Sample Survey Questions

1. Are there small private airstrips wherein general aviation aircraft fly under visual flight rules (VFR)[‡] in your city/area? If yes, how many would you estimate there are?
2. How busy would you say these airstrips are on average: 1-4 flights a month, 5-10 flights a month, 1-3 flights a week, or 4-10 flights a week? If none of these, how many flights would you estimate there are at these airstrips on average?
3. Are these airstrips busier during some seasons more than others? If yes, which seasons are busier and by how much?
4. What aircraft models/types are typically flown in those small airstrips?
5. If you are a pilot yourself, how often do you fly your aircraft?
6. If you own your own aircraft, is it registered in the same area from which you fly?

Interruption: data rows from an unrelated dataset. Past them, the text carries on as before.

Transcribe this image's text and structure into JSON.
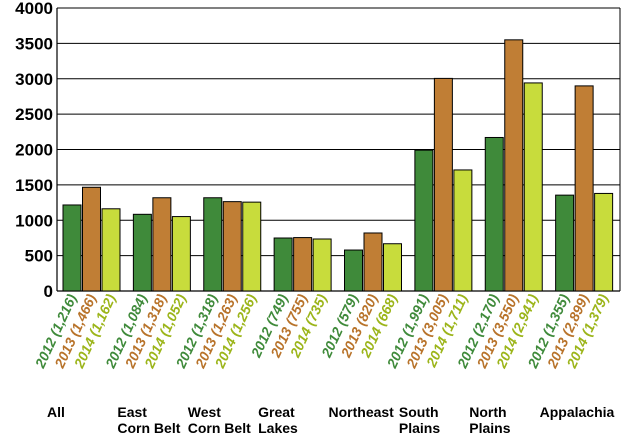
{
  "chart_data": {
    "type": "bar",
    "title": "",
    "xlabel": "",
    "ylabel": "",
    "ylim": [
      0,
      4000
    ],
    "y_ticks": [
      "0",
      "500",
      "1000",
      "1500",
      "2000",
      "2500",
      "3000",
      "3500",
      "4000"
    ],
    "grid": "horizontal",
    "legend": "none",
    "categories": [
      [
        "All"
      ],
      [
        "East",
        "Corn Belt"
      ],
      [
        "West",
        "Corn Belt"
      ],
      [
        "Great",
        "Lakes"
      ],
      [
        "Northeast"
      ],
      [
        "South",
        "Plains"
      ],
      [
        "North",
        "Plains"
      ],
      [
        "Appalachia"
      ]
    ],
    "series": [
      {
        "color": "#3f8a3a",
        "label_color": "#3f8a3a",
        "values": [
          1216,
          1084,
          1318,
          749,
          579,
          1991,
          2170,
          1355
        ],
        "bar_labels": [
          "2012 (1,216)",
          "2012 (1,084)",
          "2012 (1,318)",
          "2012 (749)",
          "2012 (579)",
          "2012 (1,991)",
          "2012 (2,170)",
          "2012 (1,355)"
        ]
      },
      {
        "color": "#c07e35",
        "label_color": "#b8732a",
        "values": [
          1466,
          1318,
          1263,
          755,
          820,
          3005,
          3550,
          2899
        ],
        "bar_labels": [
          "2013 (1,466)",
          "2013 (1,318)",
          "2013 (1,263)",
          "2013 (755)",
          "2013 (820)",
          "2013 (3,005)",
          "2013 (3,550)",
          "2013 (2,899)"
        ]
      },
      {
        "color": "#c8dc3c",
        "label_color": "#9cb51a",
        "values": [
          1162,
          1052,
          1256,
          735,
          668,
          1711,
          2941,
          1379
        ],
        "bar_labels": [
          "2014 (1,162)",
          "2014 (1,052)",
          "2014 (1,256)",
          "2014 (735)",
          "2014 (668)",
          "2014 (1,711)",
          "2014 (2,941)",
          "2014 (1,379)"
        ]
      }
    ]
  }
}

We plan to send surveys to a mixture of airport managers and pilot organizations. Resources have been allocated to contact approximately 100 separate organizations. Phone calls will be made to staff receiving the surveys to conduct phone interviews. When operational data are not available we will request information on fuel consumption and broader questions about daily operations and types of aircraft using specific facilities.

Aircraft and GSE/APU Emissions Methodology

The current FAA required method for estimating aircraft emissions at airports employs the use of the FAA’s Emissions and Dispersion Modeling System (EDMS). EDMS estimates aircraft emissions of sulfur oxides (SOx), oxides of nitrogen (NOx), particulate matter (PM), carbon monoxide (CO), and hydrocarbons (HC) and has the capability to model emissions from aircraft and ground support equipment and auxiliary power units (GSE/APU) emissions. In order to perform aircraft emissions modeling, EDMS requires a separate model run for each airport, and involves explicitly entering each combination of airframe model and engine type to be considered in the modeling scenario. When airframe model data are inputted into EDMS, assignments for applicable GSEs and APUs are made, and emission estimates for both aircraft and GSE/APU are simultaneously developed by the model. Because the labor-intensive procedure of inputting individual airframe model and engine assignments cannot be automated with the current version of EDMS,[§] it is not practical to use the model to estimate emissions for all of the airports in Alaska. In addition, the aircraft model-specific activity data needed to support a complete analysis of emissions from all types of aircraft are currently not available. Specifically, activity data are inadequate for air taxis and military aircraft, where little detail is kept in FAA records, and for general aviation aircraft flights, most of which occur at non-towered facilities. EDMS does not estimate emissions of ammonia (NH3). In order to estimate NH3 emissions, Sierra and CH2M HILL will review available literature and apply appropriate surrogate engine data to the different aircraft engine types. Because there are several aircraft engine types, more than one emission factor for NH3 will be needed.